İslam coğrafyasının hali-ahvali

Abone Ol

İslamiyet, tarih sahnesine çıktığı günden beri üç büyük bunalım geçirdi. Birincisi hiç kuşkusuz Haçlı Savaşları’dır. İslam inancının Arap kavminin dışına açılmaya başladığı, Kuzey Afrika ve Orta Asya bozkırlarına da yayılmaya yüz tuttuğu bir dönemde, Ortaçağ karanlığında aç ve sefil bir dönem yaşayan Hıristiyan Avrupa, çareyi Doğu-İslam coğrafyasının zenginliklerini yağmalamakta buldu. Tarih yaprakları 11. asrın son yıllarını gösteriyordu. Geldiler, yüz yıldan fazla ve sürekli olarak İslam topraklarını işgal ettiler, yaktılar, yıktılar, kestiler, şehirleri yerle bir ettiler. Hiç kuşku yok ki Müslüman coğrafya büyük bir kabus yaşıyordu ve bu kabus yüz yıldan fazla sürecekti.

Moğol kasırgası
Tam da Haçlı karanlığı bitti denilen zamanlarda, bu kez ve başka bir büyük bela, Orta Asya steplerinden yola çıkıyordu. 13. yüzyılın başlarında Cengiz Han önderliğinde birleşen Asya kavimleri, tarihin görüp göreceği en şiddetli keşif hareketini başlattılar.
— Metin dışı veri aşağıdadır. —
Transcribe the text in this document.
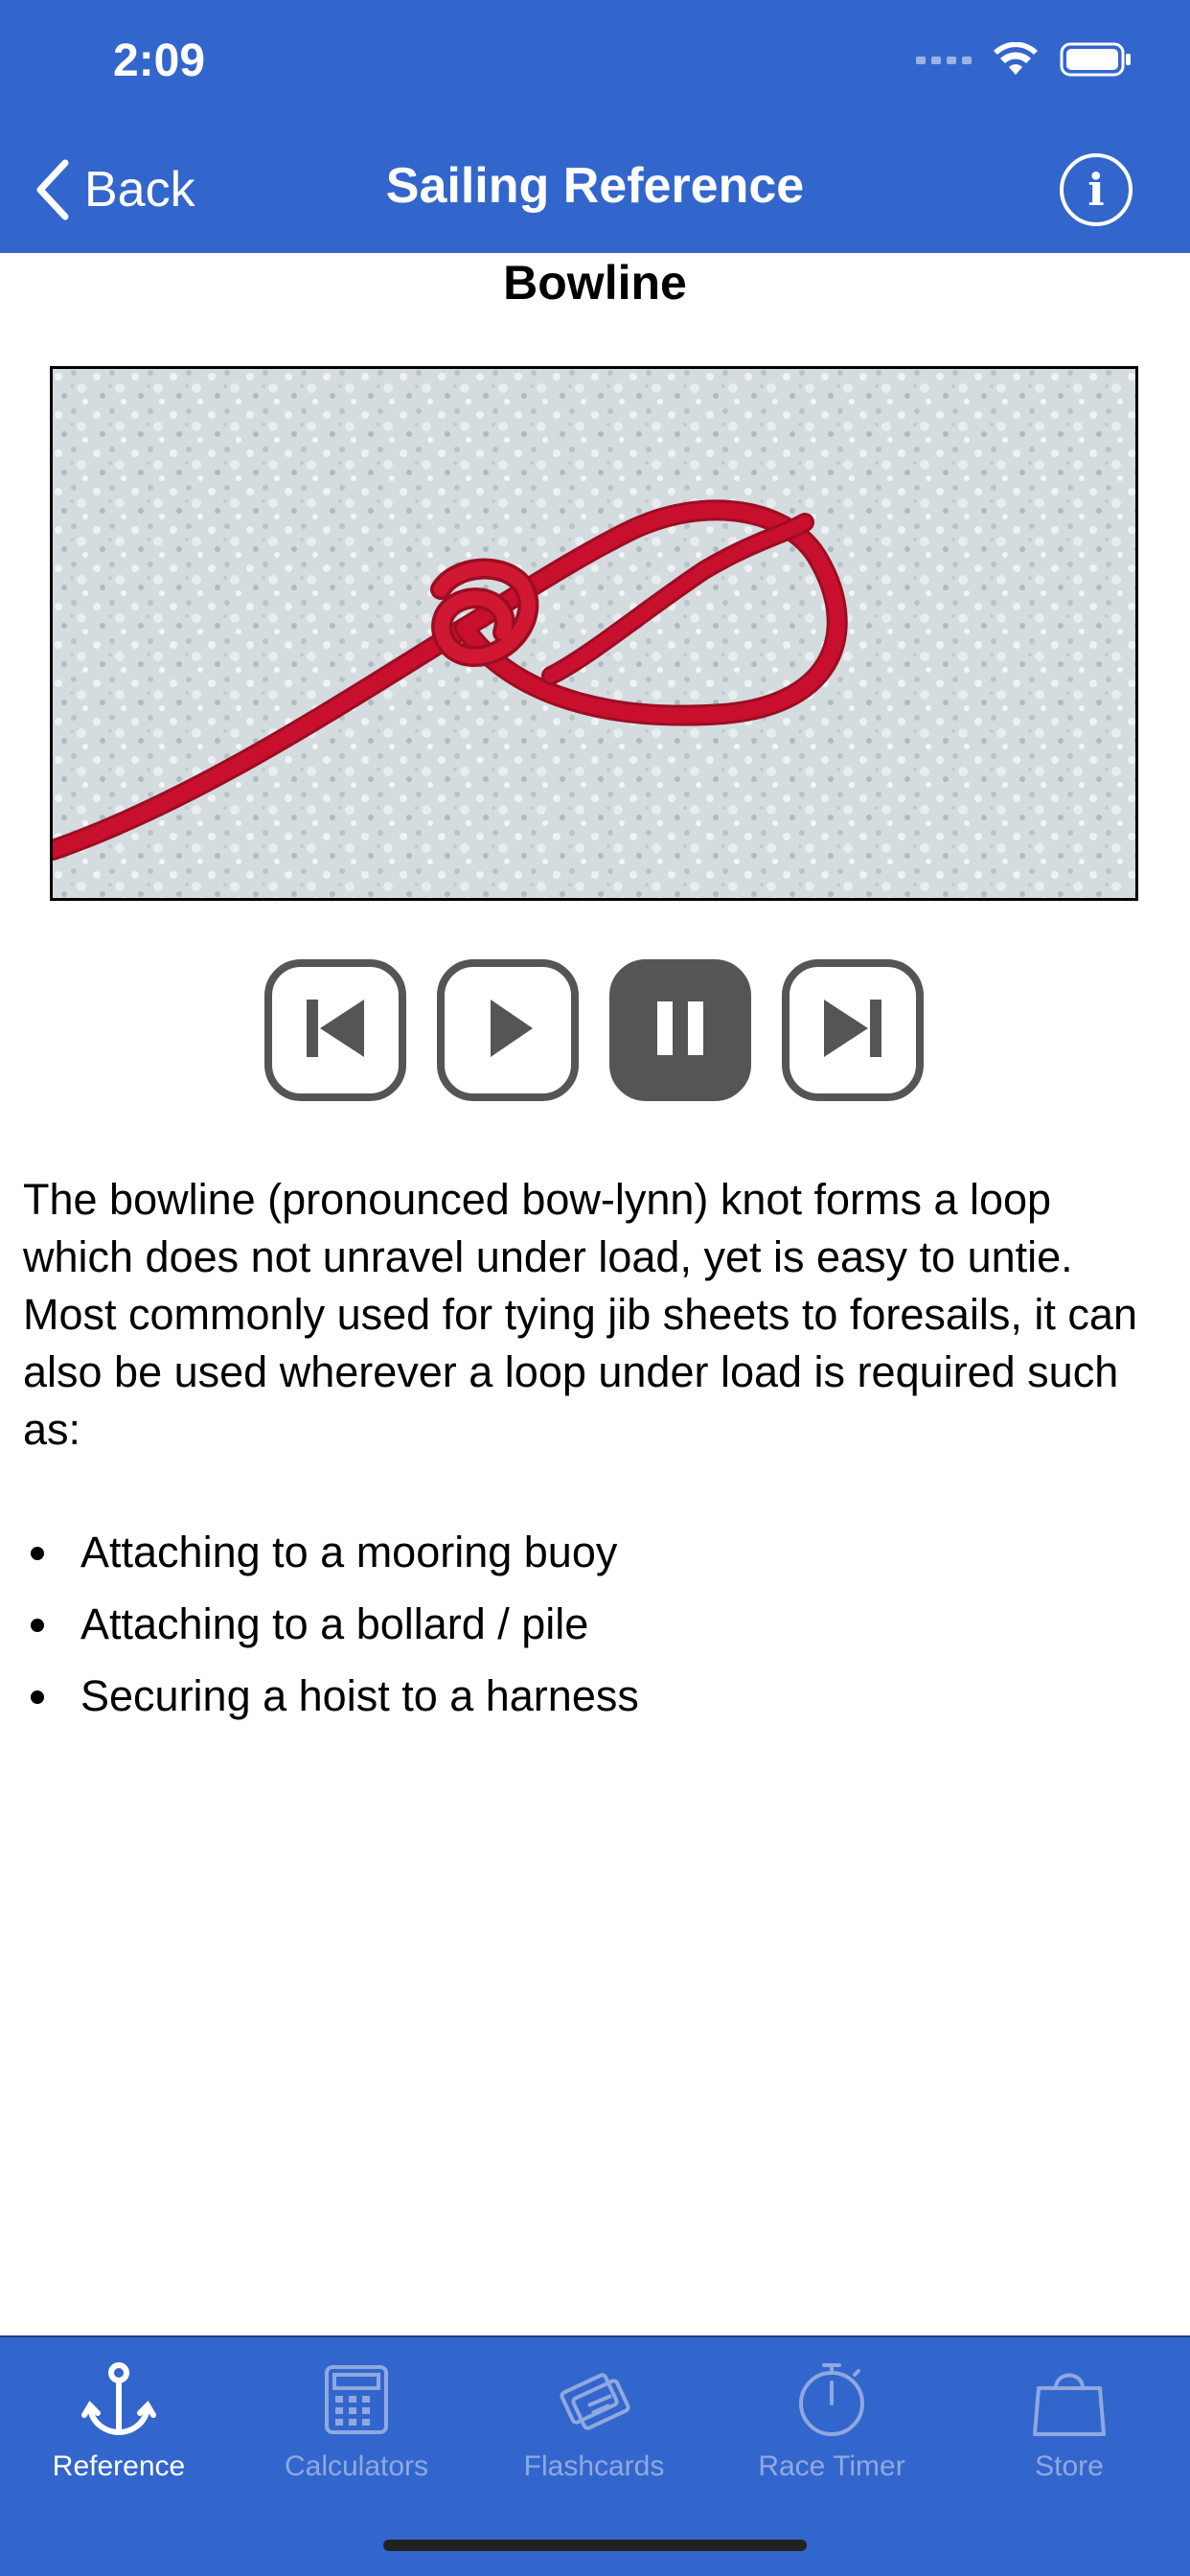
2:09
Back	Sailing Reference	i
Bowline
The bowline (pronounced bow-lynn) knot forms a loop which does not unravel under load, yet is easy to untie. Most commonly used for tying jib sheets to foresails, it can also be used wherever a loop under load is required such as:
Attaching to a mooring buoy
Attaching to a bollard / pile
Securing a hoist to a harness
Reference	Calculators	Flashcards	Race Timer	Store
Ulaşabildikleri her kara parçasına ordular gönderiyorlardı ve yol üstünde karşılaştıkları bütün şehirleri yakıyorlar, yağmalıyorlar ve kılıçtan geçiriyorlardı. 1258 yılında nihayet Bağdat’a geldiler, İslam Halifesi’ni aşağılayarak, ağzına altınlar doldurarak boğdular. Moğol istilası da yaklaşık bir asır sürdü.

Uzun Osmanlı huzuru
Osmanlı Devleti’nin sahneye çıkması ve bir imparatorluk olarak beş asırdan fazla ayakta kalabilmiş olması, hiç kuşkusuz İslam dini ve coğrafyası açısından uzun bir barış dönemi olarak geçildi. Kuşkusuz bu beş asır boyunda Batı Avrupa, ezeli rakibi Doğu-İslam medeniyeti karşısında büyük bir ilerleme kaydediyordu. Ama Osmanlı’nın güçlü devlet yapısı ve Müslüman kimliği, İslam coğrafyasını korumaya yetiyordu. Ama imparatorluk gerilemeye ve dağılmaya başlayınca, Ortadoğu İslam coğrafyasının kaderi de değişmeye başladı.

İşgale karşı direniş
Ve İslam coğrafyası 3. Büyük kasırgaya 20. yüzyılın başlarında tutuldu. Batı ve başta İngiltere, tıpkı yedi yüz yıl önce Haçlı ordularının yaptığı gibi geldi bölgeye. Karşılarında güçsüz bir Türk imparatorluğu ve paramparça görünen bir Arap-İslam coğrafyası duruyordu. 1914’te başlayan paylaşım savaşı, 1918’de sona erdi. Çok açık, Müslümanlar yenilmişti ve Ortadoğu’nun bütün zenginliği Batı’nın kontrolüne geçmişti, en azından 1918 Kasım ayında görünen manzara buydu! Ama Türk Milli Mücadelesi, Batı Avrupa’nın midesine oturacaktı! Muhtemelen böyle bir direniş hiç beklemiyorlardı. Ama evde yaptıkları hesap çarşıya uymayacaktı ve umduklarının yarısına razı olacaklardı. Milli mücadele olmasaydı, çok büyük ihtimalle Ortadoğu’da bazı büyük kent merkezleri, bu günlerde, Arapça dışında bir dil ve İslam dışında bir din konuşuyor olacaklardı.

Yine, yeni, yeniden…
Ve yaşadığımız bu günlerde İslam coğrafyası, yine Batı merkezli ve çok büyük bir işgal/imha hareketiyle karşı karşıya bulunmaktadır. Öyle anlaşılıyor ki 100 yıl önce yarım kalan hesabı artık kapatmak istiyorlar. Eğer planları bu kez tutarsa, yani bir Türk milli direnişi bir daha karşılarına çıkmazsa, Ortadoğu’yu kesin olarak şekillendirecekler, öyle görünüyor. Açıkçası buna mecburlar, yoksa 21. yüzyılda Batı coğrafyasının dünya siyasetinde ve ekonomisinde esemesi okunmayacak, bunu biliyorlar. Peki bu kez başarabilirler mi, başarabilecekler mi? Kuşkusuz herkesin bir tahmini var bu konuda, benim de var. Ama ben kendi cevabımı seslendirmek istemiyorum, zira biraz karamsarımdır. Kalın sağlıcakla.